— План города, на котором отмечены особняки оставшихся в живых членов сёгуната. Список Кланов Хонсю, которые спешат к нам примкнуть, у вас будет на днях, — перевела мне Аю ответ, который меня от души порадовал, — Но Мацумаэ торопится предупредить князя, что к городу вызвано два дивизиона артиллерийских дирижаблей и они ведут круглосуточное патрулирование над городом, и особенно, над портовыми территориями.
— Надо же, — недовольно повёл я головой, в очередной раз неприятно удивившись сообразительности противника, — Значит атаковать Токио с моих дирижаблей теперь так себе затея, на авантюру смахивает. Придётся Артемьева торопить. Впрочем, это всё потом. Пусть пленного привезут, — обернулся я к сопровождающим меня казакам.
Один из них тут же развернулся, и заскочив на коня, лихо умчался в город, чуть ли не с места сорвав жеребца в карьер своим свистом и гиканьем.
Пленного привезли на автомобиле минут через двадцать.
Выглядел он жалко.
Целители всего лишь озаботились тем, чтобы он сразу не умер, а потом им занимался обычный тюремный врач.

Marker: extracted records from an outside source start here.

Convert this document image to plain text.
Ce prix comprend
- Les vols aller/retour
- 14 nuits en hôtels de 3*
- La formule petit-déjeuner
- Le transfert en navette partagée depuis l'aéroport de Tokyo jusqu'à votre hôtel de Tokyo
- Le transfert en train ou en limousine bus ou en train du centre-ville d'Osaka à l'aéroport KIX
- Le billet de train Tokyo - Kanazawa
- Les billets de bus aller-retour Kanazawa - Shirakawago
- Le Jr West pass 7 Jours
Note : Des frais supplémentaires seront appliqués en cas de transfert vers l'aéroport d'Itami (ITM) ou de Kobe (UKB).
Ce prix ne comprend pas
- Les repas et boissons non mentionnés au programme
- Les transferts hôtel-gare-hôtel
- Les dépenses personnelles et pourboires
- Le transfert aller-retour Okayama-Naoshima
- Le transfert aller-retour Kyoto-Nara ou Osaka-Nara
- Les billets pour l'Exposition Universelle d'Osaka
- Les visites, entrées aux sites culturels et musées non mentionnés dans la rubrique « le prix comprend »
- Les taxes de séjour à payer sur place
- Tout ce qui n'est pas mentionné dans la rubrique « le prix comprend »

Скособоченная худая фигура, опирающаяся на костыль не по размеру. Загипсованная нога, и рука тоже по самое плечо в гипсе, подвешена к накинутой через шею косынке.
— Забирай, — указал я рыбаку на выгруженного с машины человека, — Рюдзин своё слово держит.
Однако рыбак с места не сдвинулся, и нам пришлось на пронизывающем ветру ждать, пока освобождённый ниндзя сам доковыляет до баркаса. Рыбак ожил лишь в самый последний момент, приняв чуть ли ни в объятия тело, упавшее с причала в его баркас. К моему удивлению он сам при этом не пошатнулся, и даже больше того, довольно легко перенёс калеку, где-то уже потерявшего костыль, на прямоугольное возвышение перед рубкой.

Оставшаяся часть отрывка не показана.